Tag Archives: Validation

Repository Mega-Migration Update

We are shouting it from the roof tops: The migration from Fedora 3 to Fedora 4 is complete!  And Digital Repository Services are not the only ones relieved.  We appreciate the understanding that our colleagues and users have shown as they’ve been inconvenienced while we’ve built a more resilient, more durable, more sustainable preservation platform in which to store and share our digital assets.
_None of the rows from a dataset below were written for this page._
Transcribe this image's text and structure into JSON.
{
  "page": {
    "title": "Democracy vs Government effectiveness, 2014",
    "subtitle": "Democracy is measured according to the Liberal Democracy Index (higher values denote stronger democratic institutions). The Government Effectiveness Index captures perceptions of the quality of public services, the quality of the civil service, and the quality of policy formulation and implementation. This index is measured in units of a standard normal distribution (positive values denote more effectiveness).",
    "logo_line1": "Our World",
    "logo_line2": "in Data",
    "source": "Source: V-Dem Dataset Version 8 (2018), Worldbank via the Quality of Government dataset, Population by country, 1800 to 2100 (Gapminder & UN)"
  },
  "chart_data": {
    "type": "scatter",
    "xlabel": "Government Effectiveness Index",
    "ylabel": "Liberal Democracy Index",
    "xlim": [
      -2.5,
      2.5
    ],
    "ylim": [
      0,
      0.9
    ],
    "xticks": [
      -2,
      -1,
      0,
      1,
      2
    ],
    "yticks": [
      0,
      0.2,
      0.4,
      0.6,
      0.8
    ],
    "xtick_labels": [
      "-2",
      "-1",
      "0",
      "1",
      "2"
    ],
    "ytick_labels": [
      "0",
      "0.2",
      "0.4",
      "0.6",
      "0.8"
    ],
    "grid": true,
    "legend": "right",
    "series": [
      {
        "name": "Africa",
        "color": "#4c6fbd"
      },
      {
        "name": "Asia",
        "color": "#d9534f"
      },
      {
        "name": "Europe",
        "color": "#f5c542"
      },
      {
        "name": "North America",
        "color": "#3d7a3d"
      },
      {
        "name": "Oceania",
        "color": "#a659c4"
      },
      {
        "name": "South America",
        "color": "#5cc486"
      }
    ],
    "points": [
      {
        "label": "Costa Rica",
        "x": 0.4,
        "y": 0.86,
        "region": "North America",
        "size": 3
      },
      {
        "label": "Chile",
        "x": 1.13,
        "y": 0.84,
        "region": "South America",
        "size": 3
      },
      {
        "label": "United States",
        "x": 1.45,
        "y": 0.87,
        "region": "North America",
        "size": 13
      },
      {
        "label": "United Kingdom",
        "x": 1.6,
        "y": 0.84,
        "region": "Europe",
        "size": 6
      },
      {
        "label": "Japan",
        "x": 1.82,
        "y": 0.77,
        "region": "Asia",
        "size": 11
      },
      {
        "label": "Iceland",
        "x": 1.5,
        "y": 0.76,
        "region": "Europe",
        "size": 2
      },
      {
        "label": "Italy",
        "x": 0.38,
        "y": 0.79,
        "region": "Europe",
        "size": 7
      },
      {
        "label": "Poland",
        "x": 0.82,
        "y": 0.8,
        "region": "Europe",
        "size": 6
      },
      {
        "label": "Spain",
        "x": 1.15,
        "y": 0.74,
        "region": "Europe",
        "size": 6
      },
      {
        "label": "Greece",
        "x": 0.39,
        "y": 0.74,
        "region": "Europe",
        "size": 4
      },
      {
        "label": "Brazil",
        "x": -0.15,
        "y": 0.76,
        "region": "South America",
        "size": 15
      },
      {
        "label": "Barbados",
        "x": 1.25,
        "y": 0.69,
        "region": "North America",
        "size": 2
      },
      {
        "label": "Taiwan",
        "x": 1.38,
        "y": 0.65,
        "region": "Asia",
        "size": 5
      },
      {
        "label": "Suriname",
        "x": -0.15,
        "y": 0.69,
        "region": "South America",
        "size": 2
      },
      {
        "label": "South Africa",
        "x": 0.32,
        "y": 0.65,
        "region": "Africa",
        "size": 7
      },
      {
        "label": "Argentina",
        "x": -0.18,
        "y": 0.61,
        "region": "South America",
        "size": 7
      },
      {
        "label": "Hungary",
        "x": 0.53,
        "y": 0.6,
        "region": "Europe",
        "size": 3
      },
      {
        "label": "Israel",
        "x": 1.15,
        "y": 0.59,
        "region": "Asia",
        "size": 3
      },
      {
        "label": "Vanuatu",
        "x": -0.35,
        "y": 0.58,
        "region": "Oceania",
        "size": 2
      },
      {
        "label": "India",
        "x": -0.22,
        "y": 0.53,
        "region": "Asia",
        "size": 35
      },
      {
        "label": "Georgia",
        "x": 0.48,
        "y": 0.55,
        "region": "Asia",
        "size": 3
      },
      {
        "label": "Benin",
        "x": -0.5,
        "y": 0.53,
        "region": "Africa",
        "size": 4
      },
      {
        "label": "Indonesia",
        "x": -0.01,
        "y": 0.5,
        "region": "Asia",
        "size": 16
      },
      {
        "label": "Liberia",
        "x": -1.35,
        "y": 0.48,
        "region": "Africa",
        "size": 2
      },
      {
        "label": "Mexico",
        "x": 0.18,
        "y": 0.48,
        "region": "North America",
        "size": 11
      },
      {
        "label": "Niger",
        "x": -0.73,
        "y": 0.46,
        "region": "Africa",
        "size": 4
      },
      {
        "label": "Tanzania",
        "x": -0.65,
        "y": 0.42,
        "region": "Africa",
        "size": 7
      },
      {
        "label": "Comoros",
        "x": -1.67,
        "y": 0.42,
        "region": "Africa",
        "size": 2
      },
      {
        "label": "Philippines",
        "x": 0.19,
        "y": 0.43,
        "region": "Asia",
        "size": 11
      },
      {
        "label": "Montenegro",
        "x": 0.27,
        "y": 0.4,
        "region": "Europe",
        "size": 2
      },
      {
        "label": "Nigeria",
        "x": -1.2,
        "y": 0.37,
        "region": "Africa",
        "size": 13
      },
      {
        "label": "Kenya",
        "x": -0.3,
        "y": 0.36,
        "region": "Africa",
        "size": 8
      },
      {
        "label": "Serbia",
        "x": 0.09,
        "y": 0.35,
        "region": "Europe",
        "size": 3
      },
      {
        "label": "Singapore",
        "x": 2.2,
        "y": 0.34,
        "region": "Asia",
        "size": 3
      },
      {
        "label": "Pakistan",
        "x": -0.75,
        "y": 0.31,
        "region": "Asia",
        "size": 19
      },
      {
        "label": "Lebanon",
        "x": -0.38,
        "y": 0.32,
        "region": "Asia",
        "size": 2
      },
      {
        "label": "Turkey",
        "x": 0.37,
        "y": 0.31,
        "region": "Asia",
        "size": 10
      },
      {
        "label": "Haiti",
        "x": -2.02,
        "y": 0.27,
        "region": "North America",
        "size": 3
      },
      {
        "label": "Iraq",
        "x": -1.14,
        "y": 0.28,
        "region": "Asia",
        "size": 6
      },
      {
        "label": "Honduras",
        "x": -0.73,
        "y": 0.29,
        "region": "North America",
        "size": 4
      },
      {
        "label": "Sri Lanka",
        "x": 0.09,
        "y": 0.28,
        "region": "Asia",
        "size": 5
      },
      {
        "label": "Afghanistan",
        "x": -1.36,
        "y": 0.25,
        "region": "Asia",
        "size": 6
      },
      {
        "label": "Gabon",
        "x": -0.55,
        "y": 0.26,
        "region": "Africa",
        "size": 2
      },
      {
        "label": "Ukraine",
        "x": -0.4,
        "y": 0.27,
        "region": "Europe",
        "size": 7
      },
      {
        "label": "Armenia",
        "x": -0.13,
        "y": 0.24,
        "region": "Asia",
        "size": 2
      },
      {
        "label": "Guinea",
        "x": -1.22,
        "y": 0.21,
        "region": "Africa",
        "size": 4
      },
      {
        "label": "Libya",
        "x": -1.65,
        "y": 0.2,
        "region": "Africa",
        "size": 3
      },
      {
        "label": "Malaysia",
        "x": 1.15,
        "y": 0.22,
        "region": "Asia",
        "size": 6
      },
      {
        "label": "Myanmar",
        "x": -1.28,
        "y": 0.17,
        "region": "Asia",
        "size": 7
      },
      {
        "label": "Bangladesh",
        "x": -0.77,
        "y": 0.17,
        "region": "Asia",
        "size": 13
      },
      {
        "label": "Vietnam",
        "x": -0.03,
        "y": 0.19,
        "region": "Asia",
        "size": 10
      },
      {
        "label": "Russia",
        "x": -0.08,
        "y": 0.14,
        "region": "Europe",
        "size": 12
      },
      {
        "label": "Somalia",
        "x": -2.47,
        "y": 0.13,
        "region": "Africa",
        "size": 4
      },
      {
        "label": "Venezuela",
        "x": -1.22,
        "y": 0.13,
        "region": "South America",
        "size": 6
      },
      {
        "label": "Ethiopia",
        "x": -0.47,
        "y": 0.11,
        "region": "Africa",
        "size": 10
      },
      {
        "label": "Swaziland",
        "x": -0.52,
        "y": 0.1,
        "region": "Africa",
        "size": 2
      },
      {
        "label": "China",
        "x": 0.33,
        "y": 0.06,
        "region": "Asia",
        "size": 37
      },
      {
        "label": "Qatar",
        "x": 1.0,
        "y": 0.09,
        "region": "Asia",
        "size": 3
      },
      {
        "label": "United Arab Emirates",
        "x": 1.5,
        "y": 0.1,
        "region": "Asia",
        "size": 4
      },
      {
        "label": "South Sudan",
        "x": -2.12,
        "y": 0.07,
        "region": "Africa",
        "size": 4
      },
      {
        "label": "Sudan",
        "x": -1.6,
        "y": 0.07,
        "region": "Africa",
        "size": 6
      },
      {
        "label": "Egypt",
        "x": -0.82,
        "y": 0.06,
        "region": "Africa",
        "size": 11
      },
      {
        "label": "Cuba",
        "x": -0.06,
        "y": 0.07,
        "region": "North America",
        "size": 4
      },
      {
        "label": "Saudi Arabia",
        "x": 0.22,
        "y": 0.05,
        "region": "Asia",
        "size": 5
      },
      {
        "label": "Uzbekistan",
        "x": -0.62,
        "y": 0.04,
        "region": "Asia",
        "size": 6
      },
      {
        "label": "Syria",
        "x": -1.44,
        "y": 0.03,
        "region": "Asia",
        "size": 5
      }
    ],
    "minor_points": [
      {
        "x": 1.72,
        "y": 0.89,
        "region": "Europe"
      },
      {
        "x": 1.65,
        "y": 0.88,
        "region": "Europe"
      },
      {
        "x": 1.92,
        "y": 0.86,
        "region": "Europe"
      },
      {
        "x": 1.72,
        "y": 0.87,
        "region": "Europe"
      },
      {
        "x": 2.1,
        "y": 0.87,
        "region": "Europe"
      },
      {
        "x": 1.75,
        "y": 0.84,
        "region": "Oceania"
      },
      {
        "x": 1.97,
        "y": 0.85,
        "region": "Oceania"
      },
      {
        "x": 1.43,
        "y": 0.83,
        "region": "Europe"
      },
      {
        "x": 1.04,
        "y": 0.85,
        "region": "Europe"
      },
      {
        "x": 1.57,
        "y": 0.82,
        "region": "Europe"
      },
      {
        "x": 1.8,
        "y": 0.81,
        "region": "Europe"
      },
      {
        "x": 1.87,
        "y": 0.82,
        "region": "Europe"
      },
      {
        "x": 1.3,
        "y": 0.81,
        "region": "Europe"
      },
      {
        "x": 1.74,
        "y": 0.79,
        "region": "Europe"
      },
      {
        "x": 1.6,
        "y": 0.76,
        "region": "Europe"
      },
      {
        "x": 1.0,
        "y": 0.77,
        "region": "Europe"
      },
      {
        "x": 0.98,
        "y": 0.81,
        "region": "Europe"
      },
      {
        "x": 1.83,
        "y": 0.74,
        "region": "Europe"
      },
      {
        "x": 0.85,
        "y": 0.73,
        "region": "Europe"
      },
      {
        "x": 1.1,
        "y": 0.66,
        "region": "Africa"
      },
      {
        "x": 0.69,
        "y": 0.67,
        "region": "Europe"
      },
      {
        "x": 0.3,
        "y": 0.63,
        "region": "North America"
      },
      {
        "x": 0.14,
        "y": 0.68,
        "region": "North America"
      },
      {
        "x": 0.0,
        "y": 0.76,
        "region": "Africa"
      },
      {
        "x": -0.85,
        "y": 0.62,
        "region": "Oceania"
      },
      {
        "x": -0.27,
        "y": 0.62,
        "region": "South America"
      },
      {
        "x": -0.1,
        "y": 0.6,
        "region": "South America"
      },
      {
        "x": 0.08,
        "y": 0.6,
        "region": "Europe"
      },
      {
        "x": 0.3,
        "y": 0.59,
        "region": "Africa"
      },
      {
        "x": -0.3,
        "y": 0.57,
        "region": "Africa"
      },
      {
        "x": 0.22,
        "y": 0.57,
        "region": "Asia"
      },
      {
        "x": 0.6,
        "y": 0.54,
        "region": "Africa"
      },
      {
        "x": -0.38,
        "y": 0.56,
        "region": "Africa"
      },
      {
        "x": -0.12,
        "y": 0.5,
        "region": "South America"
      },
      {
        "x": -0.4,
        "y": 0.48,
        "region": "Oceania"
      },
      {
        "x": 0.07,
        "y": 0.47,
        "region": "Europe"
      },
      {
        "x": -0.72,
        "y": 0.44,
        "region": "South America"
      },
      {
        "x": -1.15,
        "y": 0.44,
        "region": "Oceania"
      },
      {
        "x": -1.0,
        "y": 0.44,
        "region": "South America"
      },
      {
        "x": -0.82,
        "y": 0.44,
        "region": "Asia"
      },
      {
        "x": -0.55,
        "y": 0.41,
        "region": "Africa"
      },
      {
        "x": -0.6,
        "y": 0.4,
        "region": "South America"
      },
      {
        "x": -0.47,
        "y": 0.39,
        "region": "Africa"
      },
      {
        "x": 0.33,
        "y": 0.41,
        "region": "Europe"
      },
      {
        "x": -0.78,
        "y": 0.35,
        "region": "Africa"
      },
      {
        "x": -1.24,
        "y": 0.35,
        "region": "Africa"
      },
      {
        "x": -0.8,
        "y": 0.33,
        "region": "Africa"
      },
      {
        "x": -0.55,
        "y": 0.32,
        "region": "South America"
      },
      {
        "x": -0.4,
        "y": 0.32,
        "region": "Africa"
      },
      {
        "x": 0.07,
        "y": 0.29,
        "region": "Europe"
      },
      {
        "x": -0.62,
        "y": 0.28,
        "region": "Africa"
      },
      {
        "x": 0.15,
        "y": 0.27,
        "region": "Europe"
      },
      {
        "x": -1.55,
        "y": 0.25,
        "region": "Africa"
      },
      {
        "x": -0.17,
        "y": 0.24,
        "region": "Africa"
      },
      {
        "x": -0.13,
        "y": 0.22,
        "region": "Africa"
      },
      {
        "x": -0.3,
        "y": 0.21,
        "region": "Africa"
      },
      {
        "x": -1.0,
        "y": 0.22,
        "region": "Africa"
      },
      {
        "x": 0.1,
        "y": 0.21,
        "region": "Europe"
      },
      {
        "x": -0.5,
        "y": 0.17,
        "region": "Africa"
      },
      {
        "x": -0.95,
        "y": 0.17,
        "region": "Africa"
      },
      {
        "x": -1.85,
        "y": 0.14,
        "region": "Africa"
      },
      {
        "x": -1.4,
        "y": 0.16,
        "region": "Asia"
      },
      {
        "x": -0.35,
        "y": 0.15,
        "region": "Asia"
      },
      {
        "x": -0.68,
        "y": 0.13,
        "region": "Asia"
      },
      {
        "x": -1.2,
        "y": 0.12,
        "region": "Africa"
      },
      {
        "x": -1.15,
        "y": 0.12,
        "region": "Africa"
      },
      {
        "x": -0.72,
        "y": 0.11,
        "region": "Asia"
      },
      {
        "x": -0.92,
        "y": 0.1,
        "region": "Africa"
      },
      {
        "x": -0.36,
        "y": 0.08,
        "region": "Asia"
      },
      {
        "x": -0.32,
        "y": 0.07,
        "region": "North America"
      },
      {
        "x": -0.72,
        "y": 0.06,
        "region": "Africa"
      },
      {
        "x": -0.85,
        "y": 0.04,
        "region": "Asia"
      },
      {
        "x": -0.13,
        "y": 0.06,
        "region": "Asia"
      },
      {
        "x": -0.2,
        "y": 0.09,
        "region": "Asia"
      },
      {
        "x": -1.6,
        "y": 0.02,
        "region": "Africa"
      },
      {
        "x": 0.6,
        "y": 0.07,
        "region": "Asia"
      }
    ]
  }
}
shouting_from_the_rooftops

We began the migration of data from Fedora 3 on Monday, May 23rd.  In this time we’ve migrated roughly 337,000 objects in the Duke Digital Repository.  The data migration was split into several phases.  In case you’re interested, here are the details:

  1. Collections were identified for migration beginning with unpublished collections, which comprise about 70% of the materials in the repository
  2. Collections to be migrated were locked for editing in the Fedora 3 repository to prevent changes that inadvertently won’t be migrated to the new repository
  3. Collections to be migrated were passed to 10 migration processors for actual ingest into Fedora 4
    • Objects were migrated first.  This includes the collection object, content objects, item objects, color targets for digital imaging, and attachments (objects related to, but not part of, a collection like deposit agreements
    • Then relationships between objects were migrated
    • Last, metadata was migrated
  4. Collections were then validated in Fedora 4
  5. When validation is complete, collections will be unlocked for editing in Fedora 4

Presto!  Voila!  That’s it!

MV5BMTEwNjMwMjc3MDdeQTJeQWpwZ15BbWU4MDg0OTA4MDIx._V1_UX182_CR0,0,182,268_AL_

While our customized version of the Fedora migrate gem does some validation of migrated content, we’ve elected to build an independent process to provide validation.  Some of the validation is straightforward such as comparing checksums of Fedora 3 files against those in Fedora 4.  In other cases, being confident that we’ve migrated everything accurately can be much more difficult. In Fedora 3, we can compare checksums of metadata files while in Fedora 4 object metadata is stored opaquely in a database without checksums that can be compared.  The short of it is that we’re working hard to prove successful migration of all of our content and it’s harder than it looks.  It’s kind of like insurance- protecting us from the risk of lost or improperly migrated data.

We’re in the final phases of spiffing up the Fedora 4 Digital Repository user interface, which is scheduled to be deployed the week of July 11th.  That release will not include any significant design changes, but is simply compatible with the new Fedora 4 code base.  We are planning to release enhancements to our Data & Visualizations collection, and are prioritizing work on the homepage of the Duke Digital Repository… you will likely see an update on that coming up in a subsequent blog post!